A midnight attack by a suicide squad might be able to stuff mud and dirt down the cannon's barrel and then fire it, hopefully, rupturing the breach. But they didn't know that for sure and no one in the citadel even knew how to properly load a cannon much less fire it. Did the cannon's shells require a separately loaded primer or was a percussion cap part of each shell? A whole lot of people could die while failing to fire the mud filled cannon because they didn't know how to turn off some unknown built in safety device.
A preemptive strike followed up by repeated raids and ambushes would be costly in terms of killed and wounded shareholders, but seemed to be the only way to stop or at least slow Colonel Darkin's advance.
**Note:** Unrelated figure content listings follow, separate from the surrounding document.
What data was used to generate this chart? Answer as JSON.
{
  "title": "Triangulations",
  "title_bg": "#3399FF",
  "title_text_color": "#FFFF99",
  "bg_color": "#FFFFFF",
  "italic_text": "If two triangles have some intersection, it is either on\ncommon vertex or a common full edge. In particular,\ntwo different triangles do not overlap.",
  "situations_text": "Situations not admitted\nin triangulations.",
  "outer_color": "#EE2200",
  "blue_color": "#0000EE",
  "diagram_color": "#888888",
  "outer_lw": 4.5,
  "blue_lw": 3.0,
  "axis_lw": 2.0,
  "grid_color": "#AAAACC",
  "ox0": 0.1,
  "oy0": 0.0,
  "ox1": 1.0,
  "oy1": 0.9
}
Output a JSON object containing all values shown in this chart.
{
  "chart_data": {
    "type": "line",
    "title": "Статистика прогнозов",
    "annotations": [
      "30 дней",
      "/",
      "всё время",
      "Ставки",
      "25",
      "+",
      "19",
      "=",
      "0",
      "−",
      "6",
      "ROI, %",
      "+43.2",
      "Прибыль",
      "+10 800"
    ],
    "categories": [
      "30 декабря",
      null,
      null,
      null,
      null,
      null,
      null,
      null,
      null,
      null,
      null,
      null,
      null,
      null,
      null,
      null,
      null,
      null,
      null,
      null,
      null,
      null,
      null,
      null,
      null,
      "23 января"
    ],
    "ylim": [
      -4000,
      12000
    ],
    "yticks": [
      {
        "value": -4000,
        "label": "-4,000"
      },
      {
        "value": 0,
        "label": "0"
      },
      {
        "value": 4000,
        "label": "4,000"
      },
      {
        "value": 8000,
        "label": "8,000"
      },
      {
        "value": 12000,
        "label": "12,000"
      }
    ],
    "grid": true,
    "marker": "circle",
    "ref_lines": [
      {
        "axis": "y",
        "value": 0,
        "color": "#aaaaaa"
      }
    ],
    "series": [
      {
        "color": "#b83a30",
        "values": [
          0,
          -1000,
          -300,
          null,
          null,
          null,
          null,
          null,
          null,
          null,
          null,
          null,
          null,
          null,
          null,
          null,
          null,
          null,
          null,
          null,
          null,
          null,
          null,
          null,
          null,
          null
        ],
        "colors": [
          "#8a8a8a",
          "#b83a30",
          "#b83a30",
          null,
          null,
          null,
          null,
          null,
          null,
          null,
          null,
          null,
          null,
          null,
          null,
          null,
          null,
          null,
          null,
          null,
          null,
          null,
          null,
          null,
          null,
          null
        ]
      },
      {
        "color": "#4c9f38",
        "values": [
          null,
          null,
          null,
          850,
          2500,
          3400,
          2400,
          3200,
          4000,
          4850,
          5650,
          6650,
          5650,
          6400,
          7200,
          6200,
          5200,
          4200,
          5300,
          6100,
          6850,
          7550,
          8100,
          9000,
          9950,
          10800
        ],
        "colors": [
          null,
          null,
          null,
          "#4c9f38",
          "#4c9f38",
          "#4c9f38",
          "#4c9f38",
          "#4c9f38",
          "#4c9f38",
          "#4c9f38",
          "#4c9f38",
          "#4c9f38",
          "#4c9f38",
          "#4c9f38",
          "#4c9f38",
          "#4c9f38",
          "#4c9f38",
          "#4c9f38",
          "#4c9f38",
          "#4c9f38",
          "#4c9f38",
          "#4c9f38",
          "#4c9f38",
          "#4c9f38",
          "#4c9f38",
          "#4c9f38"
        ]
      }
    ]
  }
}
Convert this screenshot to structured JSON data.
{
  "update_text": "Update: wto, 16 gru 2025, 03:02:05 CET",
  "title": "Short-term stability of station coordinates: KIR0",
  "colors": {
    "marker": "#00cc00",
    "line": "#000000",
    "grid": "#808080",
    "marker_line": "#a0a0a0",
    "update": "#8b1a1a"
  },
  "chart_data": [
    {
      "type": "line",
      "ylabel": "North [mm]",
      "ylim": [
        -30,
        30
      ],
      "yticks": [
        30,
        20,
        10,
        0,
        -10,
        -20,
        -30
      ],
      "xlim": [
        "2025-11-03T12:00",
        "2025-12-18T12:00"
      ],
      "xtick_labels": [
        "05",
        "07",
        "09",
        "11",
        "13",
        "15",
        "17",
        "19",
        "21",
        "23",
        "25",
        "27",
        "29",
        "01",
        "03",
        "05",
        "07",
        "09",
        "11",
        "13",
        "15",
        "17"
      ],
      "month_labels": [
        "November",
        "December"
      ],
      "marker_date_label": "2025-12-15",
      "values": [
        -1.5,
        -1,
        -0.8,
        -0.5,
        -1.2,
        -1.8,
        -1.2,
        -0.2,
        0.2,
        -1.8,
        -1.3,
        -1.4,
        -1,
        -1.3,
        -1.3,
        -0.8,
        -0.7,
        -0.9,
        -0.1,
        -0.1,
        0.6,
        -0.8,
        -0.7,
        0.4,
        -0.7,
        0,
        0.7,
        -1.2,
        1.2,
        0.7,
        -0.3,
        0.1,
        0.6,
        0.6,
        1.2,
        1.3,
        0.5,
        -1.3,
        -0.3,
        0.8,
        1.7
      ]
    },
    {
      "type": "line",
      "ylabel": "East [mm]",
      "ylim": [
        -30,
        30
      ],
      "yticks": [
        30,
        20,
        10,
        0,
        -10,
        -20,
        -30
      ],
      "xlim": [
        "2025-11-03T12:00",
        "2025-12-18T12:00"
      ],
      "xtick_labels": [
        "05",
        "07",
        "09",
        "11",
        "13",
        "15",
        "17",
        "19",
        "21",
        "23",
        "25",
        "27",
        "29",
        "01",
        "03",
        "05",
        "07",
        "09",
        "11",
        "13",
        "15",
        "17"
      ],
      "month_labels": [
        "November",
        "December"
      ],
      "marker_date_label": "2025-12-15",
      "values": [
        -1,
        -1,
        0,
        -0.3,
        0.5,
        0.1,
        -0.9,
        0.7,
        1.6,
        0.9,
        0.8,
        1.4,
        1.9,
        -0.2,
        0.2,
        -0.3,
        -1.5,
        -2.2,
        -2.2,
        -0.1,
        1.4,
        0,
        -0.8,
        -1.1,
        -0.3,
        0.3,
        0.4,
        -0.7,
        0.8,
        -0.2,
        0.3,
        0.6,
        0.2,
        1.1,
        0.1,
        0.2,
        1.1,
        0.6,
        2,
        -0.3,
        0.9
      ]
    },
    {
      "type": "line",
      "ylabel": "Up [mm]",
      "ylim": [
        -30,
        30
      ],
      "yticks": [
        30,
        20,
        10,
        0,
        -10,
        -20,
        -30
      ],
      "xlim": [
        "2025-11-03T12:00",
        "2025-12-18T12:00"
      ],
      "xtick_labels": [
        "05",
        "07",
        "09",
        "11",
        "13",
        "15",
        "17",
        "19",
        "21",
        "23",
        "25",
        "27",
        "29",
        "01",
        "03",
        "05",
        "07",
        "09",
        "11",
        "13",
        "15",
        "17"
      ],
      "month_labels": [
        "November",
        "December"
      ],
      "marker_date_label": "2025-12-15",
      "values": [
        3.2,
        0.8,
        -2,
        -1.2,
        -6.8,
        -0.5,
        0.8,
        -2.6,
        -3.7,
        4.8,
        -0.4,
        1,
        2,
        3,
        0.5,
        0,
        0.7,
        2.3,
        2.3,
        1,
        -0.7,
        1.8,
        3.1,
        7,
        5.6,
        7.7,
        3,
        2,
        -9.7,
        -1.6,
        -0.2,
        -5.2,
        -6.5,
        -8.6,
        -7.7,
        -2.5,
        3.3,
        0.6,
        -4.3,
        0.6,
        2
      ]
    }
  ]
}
Colonel Darkin could simply order his men around; they were used to it and although the carrot and stick of a paycheck and court marshal was gone it had been replaced by promise of plunder and the fear of being mustered out of the unit and left as defenseless as the people they'd previously prayed upon. As long as he didn't push them too hard Darkin's men would obey the colonel out of habit and fear.
Doc was at a severe disadvantage in that regard. Like the American Indian chiefs of old he'd need to gather a consensus of opinion from his followers before asking for action whereas Darkin could simply issue orders.
Doc's "troops" were successful business men and women who hadn't clawed their way to the top of their chosen professions by blindly taking orders.